Tive vários encontros com esta figura mítica, e me lembro quando me deparei na minha primeira aula com o Drº Carlos "Chagas". Foi dali que me vi como médico de doenças tropicais e parasitárias. Depois da faculdade, já nos estudos mais avançados no Instituto de Patologia Experimental de Manguinhos, encontrei-me novamente com o professor 'Chagas' nos funerais do mestre Oswaldo Cruz. Todos o viam como sucessor da grande lenda sanitarista, que contra tudo e contra a todos, salvou a capital federal de um desastre epidêmico. Vendo aquele homem franzino, amigo e conhecido de vários cientistas de reconhecimento mundial, era difícil acreditar de como era injustiçado e não devidamente reconhecido e nem festejado por ser, apenas, brasileiro. Antes de me despedir de meu mestre, ele me fez um convite. Queria que eu fizesse um trabalho de campo em um dos rincões amazônicos da América do Sul e que achasse evidências científicas da existência endêmica do 'mal' o qual batizou com o seu nome. Aceitei e perguntei o porquê e o objetivo. E ele me respondeu: "Quero achar as evidências da existência deste 'mal' não só nesta região, mas em quase todo continente americano. Tenho pesquisadores na Bolívia, nas Guianas, no Caribe, na América Central e no México. Disseram que não mereci o 'Nobel' por conta de uma doença encontrada apenas no território brasileiro. Veremos!" Indaguei-o novamente se isto era pelo 'Nobel', e ele foi enfático: "Não! Devemos saber de sua abrangência, e saber trata-la! É o que importa! O 'Nobel' se vier, será por consequência!"

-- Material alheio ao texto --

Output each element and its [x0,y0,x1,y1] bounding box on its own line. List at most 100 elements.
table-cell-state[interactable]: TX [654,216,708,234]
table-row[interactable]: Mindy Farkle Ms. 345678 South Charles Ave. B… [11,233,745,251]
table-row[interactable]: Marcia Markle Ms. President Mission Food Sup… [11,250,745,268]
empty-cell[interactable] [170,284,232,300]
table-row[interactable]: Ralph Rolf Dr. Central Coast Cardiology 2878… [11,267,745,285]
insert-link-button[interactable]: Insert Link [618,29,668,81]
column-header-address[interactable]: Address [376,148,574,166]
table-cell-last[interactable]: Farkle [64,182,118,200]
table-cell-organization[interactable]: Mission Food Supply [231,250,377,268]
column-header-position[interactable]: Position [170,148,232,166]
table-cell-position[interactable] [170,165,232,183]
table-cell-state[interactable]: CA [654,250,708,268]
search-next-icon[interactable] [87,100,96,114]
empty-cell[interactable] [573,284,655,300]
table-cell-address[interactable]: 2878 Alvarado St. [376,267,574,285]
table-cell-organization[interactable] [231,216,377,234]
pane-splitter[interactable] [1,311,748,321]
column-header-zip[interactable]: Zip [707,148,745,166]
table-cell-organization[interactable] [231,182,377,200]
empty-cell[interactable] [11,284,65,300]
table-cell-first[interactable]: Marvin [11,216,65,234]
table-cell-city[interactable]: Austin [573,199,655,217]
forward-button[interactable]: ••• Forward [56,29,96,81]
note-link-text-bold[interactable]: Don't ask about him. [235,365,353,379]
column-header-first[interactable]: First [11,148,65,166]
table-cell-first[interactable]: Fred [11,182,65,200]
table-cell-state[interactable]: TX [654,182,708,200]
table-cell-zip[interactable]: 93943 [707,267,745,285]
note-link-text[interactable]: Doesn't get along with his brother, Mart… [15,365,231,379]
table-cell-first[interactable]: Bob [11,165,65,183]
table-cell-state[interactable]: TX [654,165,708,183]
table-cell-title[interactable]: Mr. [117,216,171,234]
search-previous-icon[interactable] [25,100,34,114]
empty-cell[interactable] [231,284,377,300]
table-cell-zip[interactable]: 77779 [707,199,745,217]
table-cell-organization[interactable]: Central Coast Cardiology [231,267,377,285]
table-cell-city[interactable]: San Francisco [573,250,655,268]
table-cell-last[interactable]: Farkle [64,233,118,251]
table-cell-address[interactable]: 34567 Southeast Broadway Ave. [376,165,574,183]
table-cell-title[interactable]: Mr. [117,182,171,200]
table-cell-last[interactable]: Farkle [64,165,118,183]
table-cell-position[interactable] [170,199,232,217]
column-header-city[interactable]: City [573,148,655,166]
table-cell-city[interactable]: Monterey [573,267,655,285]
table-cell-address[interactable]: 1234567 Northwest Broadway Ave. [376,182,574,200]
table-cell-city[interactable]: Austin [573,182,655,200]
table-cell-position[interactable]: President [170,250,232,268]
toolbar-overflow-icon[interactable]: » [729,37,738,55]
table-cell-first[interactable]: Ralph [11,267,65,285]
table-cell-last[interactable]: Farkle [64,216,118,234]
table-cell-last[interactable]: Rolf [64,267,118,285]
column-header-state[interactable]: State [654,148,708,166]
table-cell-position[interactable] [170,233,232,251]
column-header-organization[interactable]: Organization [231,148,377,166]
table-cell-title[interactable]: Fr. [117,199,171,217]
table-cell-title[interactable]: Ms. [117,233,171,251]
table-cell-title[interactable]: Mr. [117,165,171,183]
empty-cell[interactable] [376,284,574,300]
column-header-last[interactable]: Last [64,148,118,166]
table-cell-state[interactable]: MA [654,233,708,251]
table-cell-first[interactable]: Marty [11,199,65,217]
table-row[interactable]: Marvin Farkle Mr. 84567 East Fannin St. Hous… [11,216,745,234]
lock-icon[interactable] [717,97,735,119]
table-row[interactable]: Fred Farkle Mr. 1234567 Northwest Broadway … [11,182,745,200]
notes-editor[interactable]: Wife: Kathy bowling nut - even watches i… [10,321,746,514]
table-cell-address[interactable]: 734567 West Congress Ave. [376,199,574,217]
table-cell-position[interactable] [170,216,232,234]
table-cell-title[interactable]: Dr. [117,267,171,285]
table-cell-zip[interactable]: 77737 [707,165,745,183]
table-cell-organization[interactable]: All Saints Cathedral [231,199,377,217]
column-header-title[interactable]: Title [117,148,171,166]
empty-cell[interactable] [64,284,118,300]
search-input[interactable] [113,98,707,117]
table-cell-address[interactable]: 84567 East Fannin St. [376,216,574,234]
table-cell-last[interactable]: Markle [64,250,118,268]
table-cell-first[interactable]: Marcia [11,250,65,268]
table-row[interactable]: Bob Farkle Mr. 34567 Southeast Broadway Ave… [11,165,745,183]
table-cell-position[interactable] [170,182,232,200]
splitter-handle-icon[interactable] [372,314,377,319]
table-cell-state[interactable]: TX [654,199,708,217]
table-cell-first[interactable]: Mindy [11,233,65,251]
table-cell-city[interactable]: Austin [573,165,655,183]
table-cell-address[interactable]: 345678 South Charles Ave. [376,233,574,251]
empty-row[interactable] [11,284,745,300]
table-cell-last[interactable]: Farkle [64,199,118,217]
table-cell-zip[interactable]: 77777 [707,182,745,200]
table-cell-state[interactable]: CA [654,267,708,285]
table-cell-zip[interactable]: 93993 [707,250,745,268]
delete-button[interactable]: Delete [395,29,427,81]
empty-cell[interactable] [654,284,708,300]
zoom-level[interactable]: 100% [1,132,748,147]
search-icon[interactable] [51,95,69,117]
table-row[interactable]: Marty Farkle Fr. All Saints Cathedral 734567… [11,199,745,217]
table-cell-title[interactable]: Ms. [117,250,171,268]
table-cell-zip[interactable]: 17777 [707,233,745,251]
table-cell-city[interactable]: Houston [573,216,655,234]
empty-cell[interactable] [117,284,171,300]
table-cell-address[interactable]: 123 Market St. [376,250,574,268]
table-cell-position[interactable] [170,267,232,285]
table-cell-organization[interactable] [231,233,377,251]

Peguei o vapor até Buenos Aires, e de lá uma viagem de quase quinze dias em um cargueiro chileno até Lima. De trem da capital peruana até Madre de Dios, terminando a viagem de barco pelas águas turvas amazônicas até a região onde se encontra o Leprosário. Vinte e dois meses depois, não cuidava apenas de pacientes acometidos com lepra, mas de outras doenças tropicais como leshimaniose, malária, além de pneumonias, tuberculose, acidentes ofídicos, e um outro tipo de 'mal sin fiebre' que os locais conheciam muito bem. Mandava as amostras destes pacientes da tal doença estranha para Lima, antes da chegada de materiais que pedi ao meu mestre como microscópio, outros apetrechos e equipamentos. 36 casos confirmados do 'mal' de 'Chagas', tal qual igual aos do Brasil. A mesma ocorrência da doença foi observada e certificada nos demais lugares mais remotos das Américas. Era o ano de 1921, e os doutores e laureados do 'Nobel' indagaram os dirigentes do governo brasileiro sobre os trabalhos de meu mestre. Todos na expectativa do prêmio em que o professor 'Chagas' colocaria, também, os nomes de todos os integrantes de sua equipe, inclusive o meu.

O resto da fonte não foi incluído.